Films that center Black stories deserve a starring role in Black History Month lesson plans, including “13th” and “Selma” from Ava DuVernay and “Hidden Figures” by Theodore Melfi. For more options, see this list of Black History Month movies for students of all ages from Learn In Color.
5. Local businesses
Support Black-owned businesses in your community by having students compile a list to share online. Yelp recently added a new feature that indicates whether a business is Black-owned.
Challenge students to create drawings, paintings, computer-generated illustrations, etc. to illustrate milestones in Black history such as Dr. Martin Luther King Jr.’s “I Have a Dream” speech, Rosa Parks’ bus protest, Shirley Chisholm’s presidential candidacy, or the election of President Barack Obama. Or turn their attention to lesser-known Black “unsung heroes” and point them toward the ArtEffect Project, a student art competition (with substantial cash prizes!) from the Lowell Milken Center for Unsung Heroes.
Invite a local Black poet to join your classroom, or find Black poets online and listen to their work. Poet Amanda Gorman, a 2016 Milken Scholar, captivated the world and inspired millions of students when she performed “The Hill We Climb” at President Joe Biden’s inauguration.
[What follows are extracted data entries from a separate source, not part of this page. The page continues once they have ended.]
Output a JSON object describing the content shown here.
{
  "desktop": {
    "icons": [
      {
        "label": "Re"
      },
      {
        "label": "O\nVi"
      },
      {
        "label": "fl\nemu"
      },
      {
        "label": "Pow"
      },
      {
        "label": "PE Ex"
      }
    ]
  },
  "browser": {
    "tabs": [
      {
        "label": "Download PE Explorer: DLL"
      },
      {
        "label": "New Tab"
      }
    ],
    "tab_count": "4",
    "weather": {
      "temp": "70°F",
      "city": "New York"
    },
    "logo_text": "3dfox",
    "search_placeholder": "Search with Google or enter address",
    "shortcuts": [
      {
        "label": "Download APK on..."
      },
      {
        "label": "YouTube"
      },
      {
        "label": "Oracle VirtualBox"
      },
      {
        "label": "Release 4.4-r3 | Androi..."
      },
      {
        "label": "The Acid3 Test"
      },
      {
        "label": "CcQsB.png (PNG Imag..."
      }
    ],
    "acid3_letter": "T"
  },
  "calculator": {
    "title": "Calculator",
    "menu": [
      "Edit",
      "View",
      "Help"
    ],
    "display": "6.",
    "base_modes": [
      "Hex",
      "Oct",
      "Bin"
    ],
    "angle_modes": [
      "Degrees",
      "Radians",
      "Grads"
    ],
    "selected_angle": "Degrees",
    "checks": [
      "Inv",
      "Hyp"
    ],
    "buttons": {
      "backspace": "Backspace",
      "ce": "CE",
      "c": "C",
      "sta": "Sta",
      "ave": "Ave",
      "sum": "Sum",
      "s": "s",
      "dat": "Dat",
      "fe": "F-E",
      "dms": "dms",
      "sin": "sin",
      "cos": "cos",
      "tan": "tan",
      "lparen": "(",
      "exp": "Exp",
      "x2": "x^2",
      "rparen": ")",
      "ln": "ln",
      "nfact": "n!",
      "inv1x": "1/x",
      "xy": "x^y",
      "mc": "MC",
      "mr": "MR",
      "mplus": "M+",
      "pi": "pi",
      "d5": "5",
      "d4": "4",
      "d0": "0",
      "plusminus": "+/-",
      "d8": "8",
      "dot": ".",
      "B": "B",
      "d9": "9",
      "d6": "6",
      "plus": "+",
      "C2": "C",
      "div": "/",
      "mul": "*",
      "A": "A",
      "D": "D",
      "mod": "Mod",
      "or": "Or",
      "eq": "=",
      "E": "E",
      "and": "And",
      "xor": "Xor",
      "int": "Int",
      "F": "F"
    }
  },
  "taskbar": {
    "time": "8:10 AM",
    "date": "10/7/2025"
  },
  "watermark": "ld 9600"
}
The Poetry Reading Live YouTube channel features many Black poets reading their own work, including Langston Hughes, Gwendolyn Brooks, Maya Angelou and more.
Many genres of music, especially gospel, jazz, blues, rock and roll, rap, electronic and hip hop, were born in Black culture. Podcasts like Shout! Black Gospel Music Moments, Melanated Moments in Classical Music, and The Birth of American Music (from The 1619 Project) offer students insight into the roots of the music they listen to every day. The National Association for Music Education has helpful resources, too.
9. Lesson plans
Scholastic, the National Education Association and the Center for Racial Justice offer Black History Month lesson plans and teaching resources for students of all ages. Teachervision and PBS also have several printables for Black History Month. And we love this activities checklist for Black History Month from Because of Them We Can.
Many Black educators share their wisdom, experience and resources freely on social media, so Black History Month is a good time to expand your circles. Start with this list of Black educators on Instagram from We Are Teachers. And don’t forget Milken Educators like Principal Baruti Kafele (NJ ’09), best-selling author Sharon Draper (OH ’97), STEM educator Princess Francois (NY ’19) and equity champion Rachel Willis (GA ’10).